Bei den Hausärzten herrsche aktuell Ausnahmezustand und eine finanzielle Unterstützung sei hier dringend nötig. Auch Psychotherapie und Kinderarztpraxen müssten von einer Prämie profitieren.
Unterschiede bei Corona-Sonderzahlungen
Im Gegensatz zu Corona-Prämien werden Corona-Sonderzahlungen in Tarifverträgen vereinbart. Sie sind laut der Gewerkschaft ver.di ein Lohnausgleich für die in der Pandemie gestiegenen Preise. Solche Sonderzahlungen gibt es zum Beispiel für die Beschäftigten im öffentlichen Dienst. Angestellte im öffentlichen Dienst des Bundes und der Kommunen haben bereits im Dezember 2020 zwischen 300 und 600 Euro steuerfrei bekommen, Auszubildende erhielten bis zu 225 Euro. Dies galt zum Beispiel für Erzieherinnen und Erzieher, die in kommunalen Kindertagesstätten arbeiten.

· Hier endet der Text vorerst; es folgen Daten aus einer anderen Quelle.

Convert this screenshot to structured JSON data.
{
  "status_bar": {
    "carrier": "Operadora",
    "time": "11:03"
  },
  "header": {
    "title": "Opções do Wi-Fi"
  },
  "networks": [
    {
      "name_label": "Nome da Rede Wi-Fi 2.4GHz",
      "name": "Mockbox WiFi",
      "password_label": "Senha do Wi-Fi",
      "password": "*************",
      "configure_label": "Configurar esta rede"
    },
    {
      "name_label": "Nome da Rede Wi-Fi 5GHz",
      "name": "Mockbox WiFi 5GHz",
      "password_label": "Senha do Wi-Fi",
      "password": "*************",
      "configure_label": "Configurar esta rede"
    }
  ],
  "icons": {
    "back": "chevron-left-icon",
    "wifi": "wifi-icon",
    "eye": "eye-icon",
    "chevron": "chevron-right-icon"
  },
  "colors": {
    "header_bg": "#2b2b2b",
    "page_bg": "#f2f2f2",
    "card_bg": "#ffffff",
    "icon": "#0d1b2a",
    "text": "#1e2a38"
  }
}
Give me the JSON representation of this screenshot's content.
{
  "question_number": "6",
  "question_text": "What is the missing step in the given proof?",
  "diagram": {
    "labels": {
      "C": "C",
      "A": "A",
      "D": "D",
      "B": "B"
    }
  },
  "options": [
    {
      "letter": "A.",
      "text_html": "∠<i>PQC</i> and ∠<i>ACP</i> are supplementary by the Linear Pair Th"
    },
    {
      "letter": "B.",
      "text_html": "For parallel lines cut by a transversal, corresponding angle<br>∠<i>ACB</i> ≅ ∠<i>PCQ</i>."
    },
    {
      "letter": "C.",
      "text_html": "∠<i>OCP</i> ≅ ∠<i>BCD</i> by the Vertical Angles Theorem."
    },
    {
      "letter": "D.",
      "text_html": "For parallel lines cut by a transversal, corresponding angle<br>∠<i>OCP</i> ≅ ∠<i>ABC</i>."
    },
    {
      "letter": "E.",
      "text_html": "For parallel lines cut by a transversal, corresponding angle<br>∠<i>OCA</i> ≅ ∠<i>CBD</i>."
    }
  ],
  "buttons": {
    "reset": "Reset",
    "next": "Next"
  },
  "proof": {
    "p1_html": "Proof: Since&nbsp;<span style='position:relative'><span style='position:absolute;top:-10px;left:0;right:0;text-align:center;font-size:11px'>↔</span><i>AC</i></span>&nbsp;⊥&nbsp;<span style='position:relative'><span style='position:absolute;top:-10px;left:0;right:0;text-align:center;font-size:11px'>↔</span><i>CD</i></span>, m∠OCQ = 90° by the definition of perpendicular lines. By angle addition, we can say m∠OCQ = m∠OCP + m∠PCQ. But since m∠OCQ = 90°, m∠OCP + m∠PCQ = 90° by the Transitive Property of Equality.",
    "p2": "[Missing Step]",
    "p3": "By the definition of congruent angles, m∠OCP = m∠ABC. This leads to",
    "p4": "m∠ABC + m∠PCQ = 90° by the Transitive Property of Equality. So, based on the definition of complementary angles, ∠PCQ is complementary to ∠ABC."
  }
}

Im öffentlichen Dienst der Länder wurde im Herbst 2021 ein neuer Tarifvertrag abgeschlossen. Angestellte erhalten hier bis März 2022 eine steuerfreie Sonderzahlung in Höhe von 1.300 Euro, Auszubildende bekommen 650 Euro. Davon profitieren unter anderem beim Land angestellte Lehrerinnen und Lehrer an öffentlichen Schulen. Die Länder haben das Tarifergebnis auf Beamtinnen und Beamte sowie Richterinnen und Richter übertragen. Damit erhalten auch sie die Corona-Sonderzahlung.
Stichtagsregelung sorgt für Enttäuschung
Anspruch auf eine Sonderzahlung im öffentlichen Dienst der Länder haben alle Beschäftigten, die an einem Stichtag im November 2021 beim Land angestellt waren. Manche gehen dadurch leer aus. So sollen beispielsweise Rechtsreferendare, die ihr Zweites Staatsexamen im Oktober 2021 abgelegt haben, keine Sonderzahlung bekommen, obwohl der größte Teil ihrer zweijährigen Ausbildung in die Pandemie fiel. Solche Stichtagshärten lassen sich laut Landesjustizministerium nicht vermeiden, da man an die Regelungen des Tarifvertrags gebunden sei.